Coronavirus Class War: Media suppress identities to discourage marginalization, but what happens when it is the elite spreading it?

Coronavirus Class War: Media suppress identities to discourage marginalization, but what happens when it is the elite spreading it? By Steve Sailer.

The U.S. media are trained when reporting on epidemics to be on the alert for any hint of the dreaded Stigmatization of the Marginalized. For example, the AIDS epidemic was largely spread by needle junkies and addicts devoted to anonymous sodomy, but practically nobody knows that anymore due to massive retconning.
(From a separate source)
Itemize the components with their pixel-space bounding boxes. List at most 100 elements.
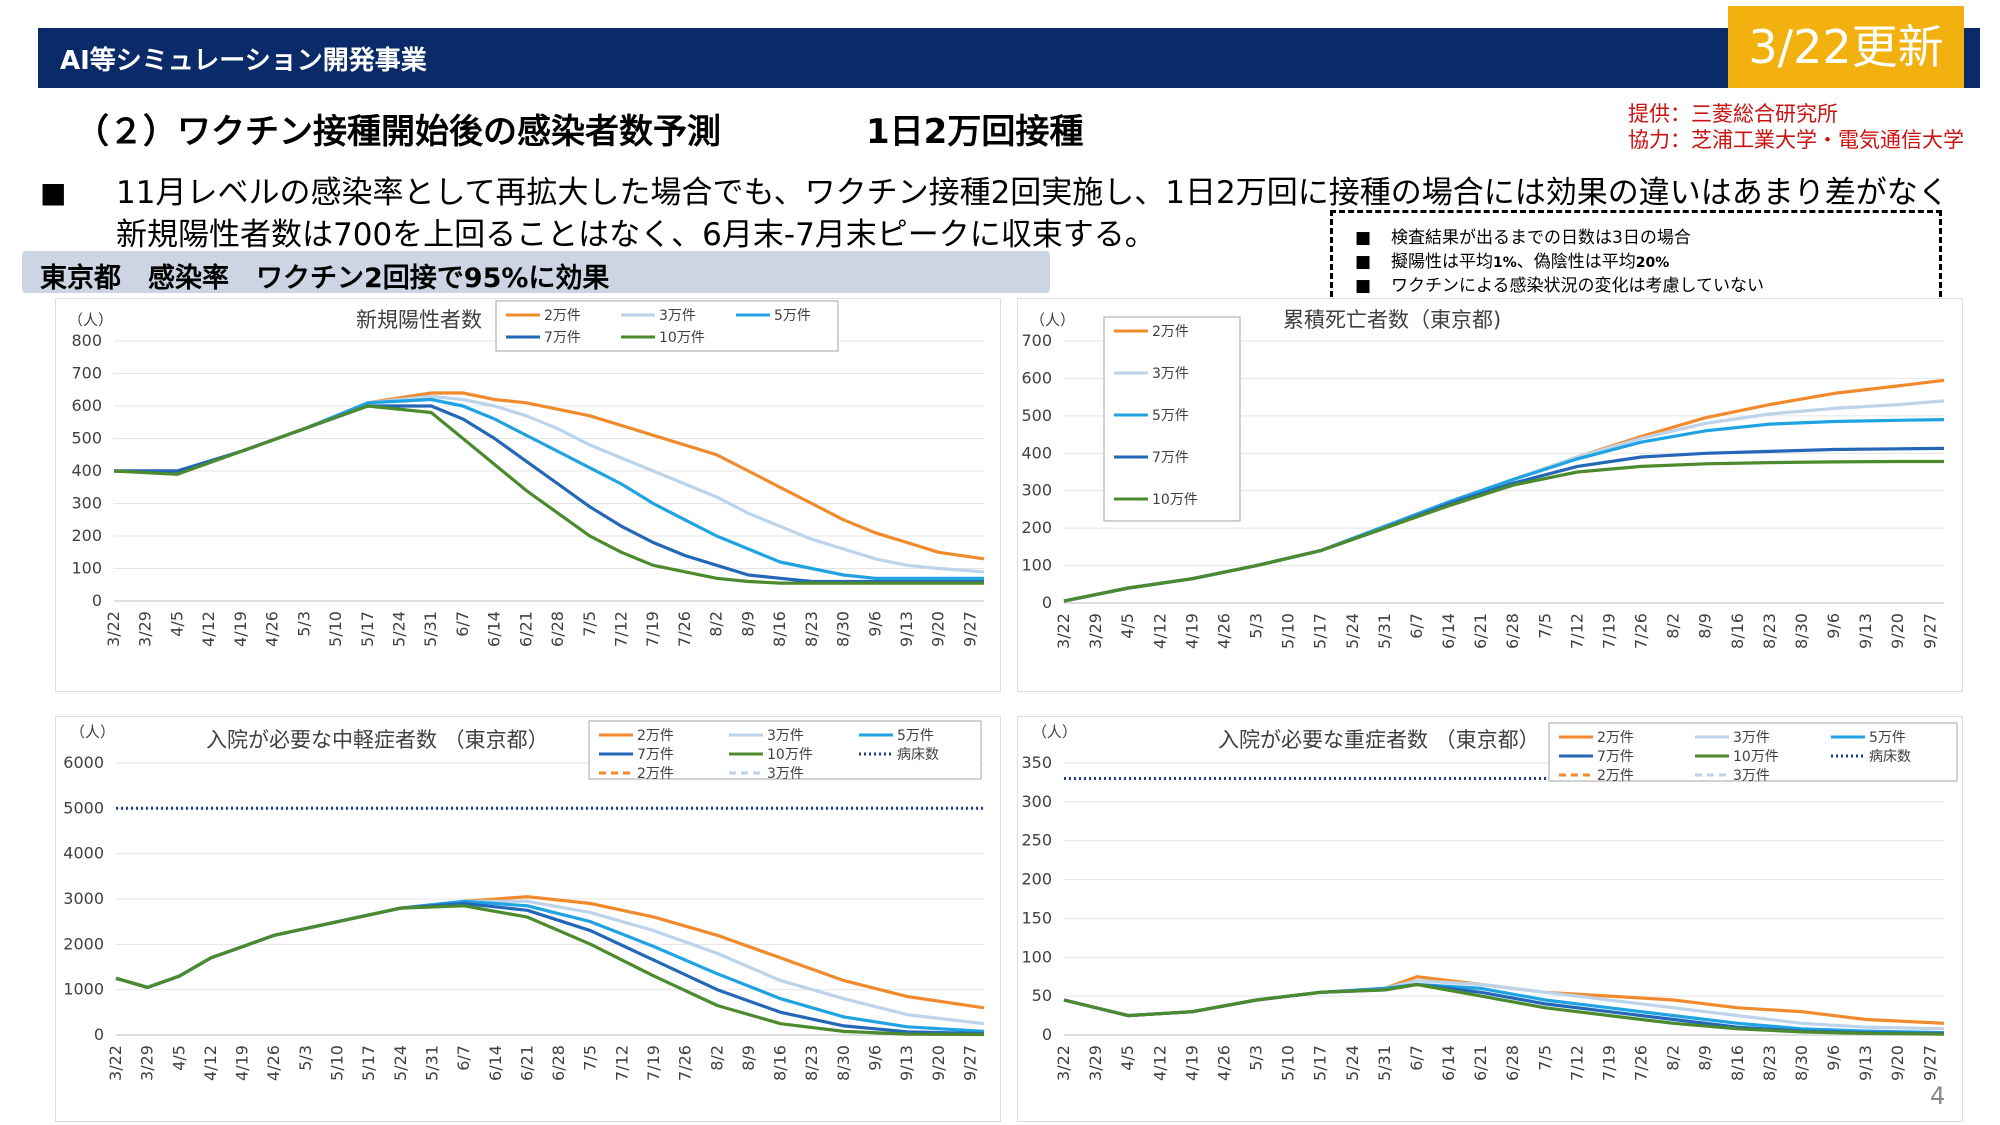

Thus, back in winter the opinion pages started running cookie cutter opeds by young Asian women writers on the make about how they were being racistly stereotyped over the Wuhan virus.

Similarly, there seems to be some kind of embargo on data about race and ethnicity of people with the coronavirus. It’s easy to learn the sex and age of patients, but not race, whereas with most other topics (other than crime), race is widely trumpeted in the press. My guess is that decisions were made long ago to downplay race and nationality in collecting and publicizing epidemic numbers to avoid stereotyping the marginalized.

But what happens when an epidemic is spread not by the marginalized but by the elite?

This is happening, for instance, in Mexico. Most of the coronavirus victims to date in Mexico caught it while holidaying at a US ski resort, at Vail in Colorado. Throughout the West, it is the jet setting globalists who have been among the first to catch it and pass it on.